2. Make praise as specific as possible (so again, it can be nailed down to an action or event, not a person)
3. Avoid phoney subjective praise. Evaluate performance objectively. (Yeah. Uh huh. Can anyone actually do this?)
There were some more points, but the first one blew me away. After all that talk about the perils of dehumanizing people, here we are back to being as materialist and pragmatic as possible. He needs to take his own advice from earlier in the book and not treat humans as robots. This sort of contradictory thought is everywhere in the work. I think he’s trying hard, but he just doesn’t have the right tools. His faith in science to reform itself appears unending.
At one point, he says that we need to “Decouple the task from the compensation.” You know, there is actually a word for that. It’s called LOVE.

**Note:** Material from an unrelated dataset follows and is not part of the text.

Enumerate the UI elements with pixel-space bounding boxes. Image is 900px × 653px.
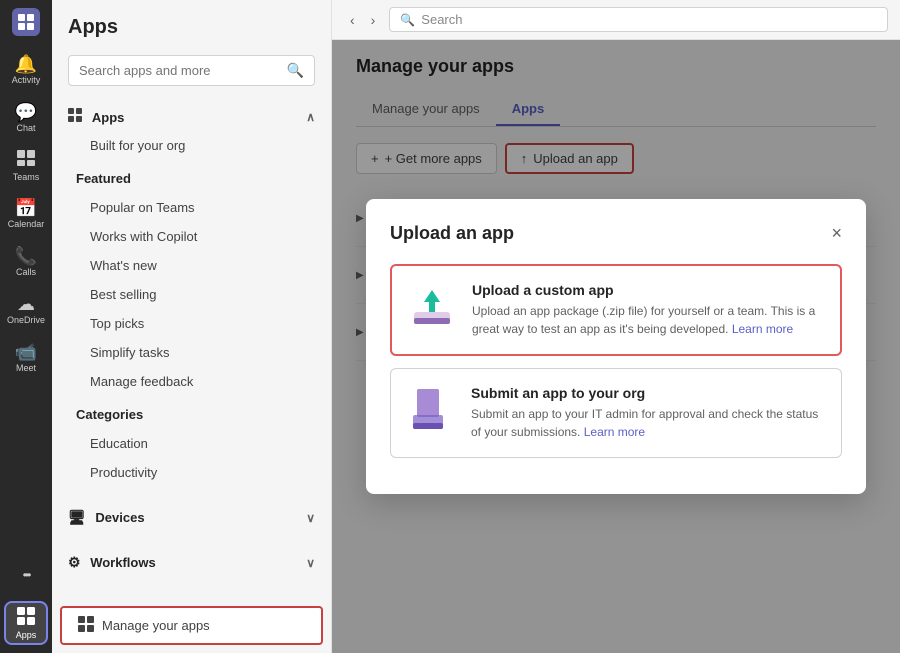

To learn more about love though, you need to start with the fear of the creator – the one who is love itself. Eliminating competition and grades will do nothing to solve the root of our envy and violence. This is a sacred task that requires the dispensation of a supernatural agent – that of the Lord. All these things are excluded from the academy from the get-go, which is why all they have left is idle talk.

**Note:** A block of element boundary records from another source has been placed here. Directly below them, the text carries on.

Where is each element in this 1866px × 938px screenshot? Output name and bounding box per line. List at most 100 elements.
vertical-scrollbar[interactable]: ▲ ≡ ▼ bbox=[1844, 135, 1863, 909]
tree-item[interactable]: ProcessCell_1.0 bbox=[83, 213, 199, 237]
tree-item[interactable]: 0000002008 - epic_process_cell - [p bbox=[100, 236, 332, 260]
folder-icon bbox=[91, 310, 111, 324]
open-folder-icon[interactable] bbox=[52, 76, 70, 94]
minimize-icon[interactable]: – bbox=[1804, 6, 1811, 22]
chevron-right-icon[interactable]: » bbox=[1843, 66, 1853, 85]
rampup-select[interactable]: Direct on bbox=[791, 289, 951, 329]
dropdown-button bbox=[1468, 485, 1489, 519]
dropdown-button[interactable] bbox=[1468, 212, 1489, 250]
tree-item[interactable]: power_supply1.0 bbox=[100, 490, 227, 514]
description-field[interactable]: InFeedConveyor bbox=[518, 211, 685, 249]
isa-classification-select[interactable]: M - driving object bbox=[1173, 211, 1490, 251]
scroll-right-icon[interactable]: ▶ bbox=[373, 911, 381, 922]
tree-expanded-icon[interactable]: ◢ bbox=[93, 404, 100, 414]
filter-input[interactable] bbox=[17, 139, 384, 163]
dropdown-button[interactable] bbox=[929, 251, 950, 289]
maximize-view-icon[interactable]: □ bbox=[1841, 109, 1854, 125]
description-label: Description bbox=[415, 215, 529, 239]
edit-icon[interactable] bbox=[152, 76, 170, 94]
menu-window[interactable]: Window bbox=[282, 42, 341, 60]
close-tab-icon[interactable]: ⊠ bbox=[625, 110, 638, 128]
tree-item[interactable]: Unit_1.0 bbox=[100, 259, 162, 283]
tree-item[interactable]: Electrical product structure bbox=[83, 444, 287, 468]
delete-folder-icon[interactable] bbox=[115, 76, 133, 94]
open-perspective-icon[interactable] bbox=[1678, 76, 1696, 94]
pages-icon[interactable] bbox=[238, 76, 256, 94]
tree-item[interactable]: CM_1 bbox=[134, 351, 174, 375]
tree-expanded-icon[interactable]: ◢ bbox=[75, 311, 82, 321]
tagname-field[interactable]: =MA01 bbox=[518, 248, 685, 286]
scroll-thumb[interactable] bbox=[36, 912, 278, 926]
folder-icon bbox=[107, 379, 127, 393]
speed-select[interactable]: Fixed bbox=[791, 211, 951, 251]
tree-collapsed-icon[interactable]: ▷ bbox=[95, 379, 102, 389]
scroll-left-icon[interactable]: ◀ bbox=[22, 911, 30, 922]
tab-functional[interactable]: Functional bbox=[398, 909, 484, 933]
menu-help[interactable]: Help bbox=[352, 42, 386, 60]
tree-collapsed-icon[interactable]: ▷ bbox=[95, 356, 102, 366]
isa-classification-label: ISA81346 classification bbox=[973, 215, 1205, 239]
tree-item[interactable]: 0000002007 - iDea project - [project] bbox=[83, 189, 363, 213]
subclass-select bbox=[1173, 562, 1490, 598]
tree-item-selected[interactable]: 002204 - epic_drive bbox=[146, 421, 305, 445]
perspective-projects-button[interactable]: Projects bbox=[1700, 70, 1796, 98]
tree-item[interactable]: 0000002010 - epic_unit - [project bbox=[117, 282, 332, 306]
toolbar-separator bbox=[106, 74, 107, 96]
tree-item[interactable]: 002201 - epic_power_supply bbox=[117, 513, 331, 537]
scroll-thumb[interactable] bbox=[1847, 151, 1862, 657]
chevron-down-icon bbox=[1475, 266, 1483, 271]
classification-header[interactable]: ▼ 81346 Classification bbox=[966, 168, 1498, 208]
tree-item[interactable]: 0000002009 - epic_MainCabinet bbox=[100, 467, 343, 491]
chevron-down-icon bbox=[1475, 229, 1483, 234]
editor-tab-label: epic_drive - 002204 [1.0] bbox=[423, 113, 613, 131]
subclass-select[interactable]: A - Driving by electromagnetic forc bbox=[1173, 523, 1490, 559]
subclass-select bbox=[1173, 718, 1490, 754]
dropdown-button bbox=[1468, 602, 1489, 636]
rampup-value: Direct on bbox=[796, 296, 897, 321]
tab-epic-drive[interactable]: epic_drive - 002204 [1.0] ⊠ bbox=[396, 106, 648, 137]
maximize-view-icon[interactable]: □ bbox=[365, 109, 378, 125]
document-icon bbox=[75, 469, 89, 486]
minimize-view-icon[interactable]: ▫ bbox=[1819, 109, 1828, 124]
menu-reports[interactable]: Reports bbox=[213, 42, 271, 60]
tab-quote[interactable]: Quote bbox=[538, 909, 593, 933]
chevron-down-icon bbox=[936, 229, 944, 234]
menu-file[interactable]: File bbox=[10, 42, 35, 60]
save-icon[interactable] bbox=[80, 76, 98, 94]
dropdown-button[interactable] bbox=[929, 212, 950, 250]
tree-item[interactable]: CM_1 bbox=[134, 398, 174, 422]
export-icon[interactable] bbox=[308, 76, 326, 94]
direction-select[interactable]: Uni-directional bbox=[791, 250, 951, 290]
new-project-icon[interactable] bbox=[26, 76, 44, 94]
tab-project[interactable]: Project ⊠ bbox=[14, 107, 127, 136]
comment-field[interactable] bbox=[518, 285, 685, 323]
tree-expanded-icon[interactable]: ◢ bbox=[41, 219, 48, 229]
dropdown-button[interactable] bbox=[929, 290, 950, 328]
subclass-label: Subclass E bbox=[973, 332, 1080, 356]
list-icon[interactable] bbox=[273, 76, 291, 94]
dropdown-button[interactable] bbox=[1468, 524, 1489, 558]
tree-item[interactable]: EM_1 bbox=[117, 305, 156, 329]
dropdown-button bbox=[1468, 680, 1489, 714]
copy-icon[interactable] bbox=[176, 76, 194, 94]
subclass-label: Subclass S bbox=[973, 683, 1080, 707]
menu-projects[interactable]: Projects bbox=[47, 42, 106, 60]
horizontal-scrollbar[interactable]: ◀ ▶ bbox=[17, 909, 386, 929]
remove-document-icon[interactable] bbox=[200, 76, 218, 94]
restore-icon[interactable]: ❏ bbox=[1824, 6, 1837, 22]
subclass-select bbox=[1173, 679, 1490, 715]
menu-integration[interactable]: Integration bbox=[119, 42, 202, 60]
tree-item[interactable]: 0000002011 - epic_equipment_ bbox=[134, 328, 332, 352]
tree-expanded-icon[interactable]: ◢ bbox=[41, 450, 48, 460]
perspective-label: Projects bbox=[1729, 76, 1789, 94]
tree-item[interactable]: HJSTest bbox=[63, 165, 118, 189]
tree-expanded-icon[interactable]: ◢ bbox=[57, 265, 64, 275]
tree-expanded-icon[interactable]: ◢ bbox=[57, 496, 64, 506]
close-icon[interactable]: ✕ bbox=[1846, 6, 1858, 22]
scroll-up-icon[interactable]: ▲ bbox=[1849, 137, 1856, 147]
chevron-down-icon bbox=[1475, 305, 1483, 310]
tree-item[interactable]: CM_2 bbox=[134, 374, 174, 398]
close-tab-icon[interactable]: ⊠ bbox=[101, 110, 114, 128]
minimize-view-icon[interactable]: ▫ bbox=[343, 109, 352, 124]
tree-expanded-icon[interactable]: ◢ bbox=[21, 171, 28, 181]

Still, to flip yet again, some of his advice was not bad. What is your child ALREADY engaged in? Start there to teach him new things. We constantly teach by example all day long. Go meta! Explain what you are doing. If you can’t get rid of grades, at least explain why they are in place and take some of the edge off them. Don’t let them remain a powerful mystery symbol. Natural consequences are best – avoid contrived situations.
Oddly enough, one of the best parts of the book was an appendix near the end where he spends about ten pages discussing the difficulties of defining what “intrinsic motivation” really is. He brings up some really good points and shows how the phrase is used in different contexts to mean different things and that when we discuss it we need to be aware of the various pieces of baggage. In my opinion, this sort of thing shouldn’t have been hidden in the back, but made front and center in the thesis of the work. If you are going to talk about something challenging, then call it out up front and do all you can to prevent your readers from getting confused or derailed. Don’t let things get muddy.

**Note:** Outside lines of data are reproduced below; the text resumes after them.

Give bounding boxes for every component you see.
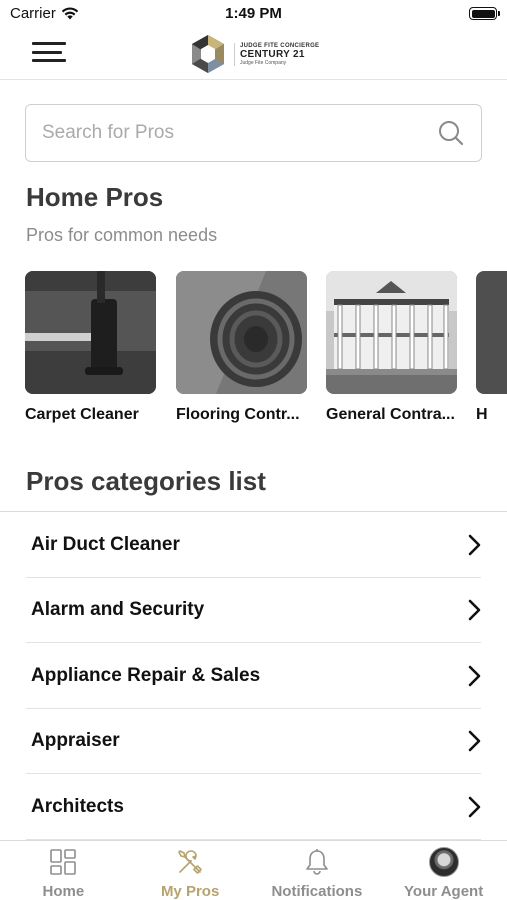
grid-icon: [50, 849, 77, 875]
flooring-roll-image: [176, 271, 307, 394]
tab-label: Notifications: [271, 883, 363, 900]
category-item-air-duct-cleaner[interactable]: Air Duct Cleaner: [0, 512, 507, 578]
category-label: Appraiser: [31, 730, 120, 752]
category-label: Appliance Repair & Sales: [31, 664, 261, 686]
pro-card-partial[interactable]: H: [476, 271, 507, 424]
clock: 1:49 PM: [225, 5, 282, 22]
home-pros-carousel[interactable]: Carpet Cleaner Flooring Contr... General…: [25, 271, 507, 431]
tab-label: Your Agent: [404, 883, 484, 900]
carpet-cleaner-image: [25, 271, 156, 394]
pro-card-label: Flooring Contr...: [176, 406, 300, 423]
tab-label: Home: [42, 883, 85, 900]
category-label: Alarm and Security: [31, 599, 205, 621]
category-item-appraiser[interactable]: Appraiser: [0, 709, 507, 775]
pro-card-carpet-cleaner[interactable]: Carpet Cleaner: [25, 271, 156, 424]
chevron-right-icon: [468, 730, 481, 752]
tab-label: My Pros: [160, 883, 220, 900]
categories-list: Air Duct Cleaner Alarm and Security Appl…: [0, 511, 507, 840]
tab-notifications[interactable]: Notifications: [254, 841, 381, 900]
bell-icon: [306, 849, 328, 875]
search-bar[interactable]: [25, 104, 482, 162]
tab-your-agent[interactable]: Your Agent: [380, 841, 507, 900]
tools-icon: [178, 850, 202, 874]
category-item-alarm-and-security[interactable]: Alarm and Security: [0, 578, 507, 644]
chevron-right-icon: [468, 665, 481, 687]
home-pros-title: Home Pros: [26, 182, 164, 212]
category-item-architects[interactable]: Architects: [0, 774, 507, 840]
logo-text: JUDGE FITE CONCIERGE CENTURY 21 Judge Fi…: [234, 42, 319, 66]
home-pros-subtitle: Pros for common needs: [26, 225, 218, 245]
agent-avatar: [428, 847, 459, 877]
logo-hexagon-icon: [192, 35, 224, 73]
search-icon[interactable]: [437, 119, 465, 147]
tab-my-pros[interactable]: My Pros: [127, 841, 254, 900]
house-image: [326, 271, 457, 394]
battery-icon: [469, 7, 500, 20]
categories-title: Pros categories list: [26, 466, 266, 496]
tab-home[interactable]: Home: [0, 841, 127, 900]
chevron-right-icon: [468, 796, 481, 818]
logo-line-3: Judge Fite Company: [240, 59, 287, 66]
pro-card-label: General Contra...: [326, 406, 455, 423]
logo-line-2: CENTURY 21: [240, 48, 305, 60]
pro-card-general-contractor[interactable]: General Contra...: [326, 271, 457, 424]
category-label: Architects: [31, 795, 124, 817]
company-logo: JUDGE FITE CONCIERGE CENTURY 21 Judge Fi…: [190, 33, 320, 75]
pro-card-label: Carpet Cleaner: [25, 406, 139, 423]
status-bar: Carrier 1:49 PM: [0, 0, 507, 28]
pro-card-label: H: [476, 406, 488, 423]
partial-card-image: [476, 271, 507, 394]
app-header: JUDGE FITE CONCIERGE CENTURY 21 Judge Fi…: [0, 28, 507, 80]
search-input[interactable]: [42, 122, 437, 144]
category-label: Air Duct Cleaner: [31, 533, 180, 555]
bottom-tab-bar: Home My Pros Notifications Your Agent: [0, 840, 507, 900]
pro-card-flooring-contractor[interactable]: Flooring Contr...: [176, 271, 307, 424]
chevron-right-icon: [468, 534, 481, 556]
hamburger-menu-icon[interactable]: [32, 40, 66, 64]
category-item-appliance-repair[interactable]: Appliance Repair & Sales: [0, 643, 507, 709]
chevron-right-icon: [468, 599, 481, 621]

I concluded that about 80% of the advice in the book could be recovered if the context were discussed a bit more and an age qualification given. Some of Kohns ideas will only work with young adults, others only with very young children, but he almost never makes a distinction, preferring to treat everyone from babies to people in vocational colleges in the abstract. It doesn’t work. Perhaps in twenty years this author’s work has gotten more refined and nuanced. I hope so. Behaviorism is still in need of some serious push-back today.
I ended up feeling the same way about this book as I did about much of Robert Bly’s Iron John. With that work, you had a secular modernist that couldn’t shake the feeling that something was seriously wrong with modernism. BUT, the only cure he could come up with was more modernism. In Bly’s case, he was forced to admit that something about modern feminism was destructive to men and so he turned to Jung and mythology to try and poetically bolster a masculine ideal. Nice try, but an imagined sacred just doesn’t cut the mustard. You need a real one. The same is true for this book. Using the most recent 20 years of ivory-tower output to trash the 20 years before it only goes so far. It’s like trying to clean up a mess with dirty rags.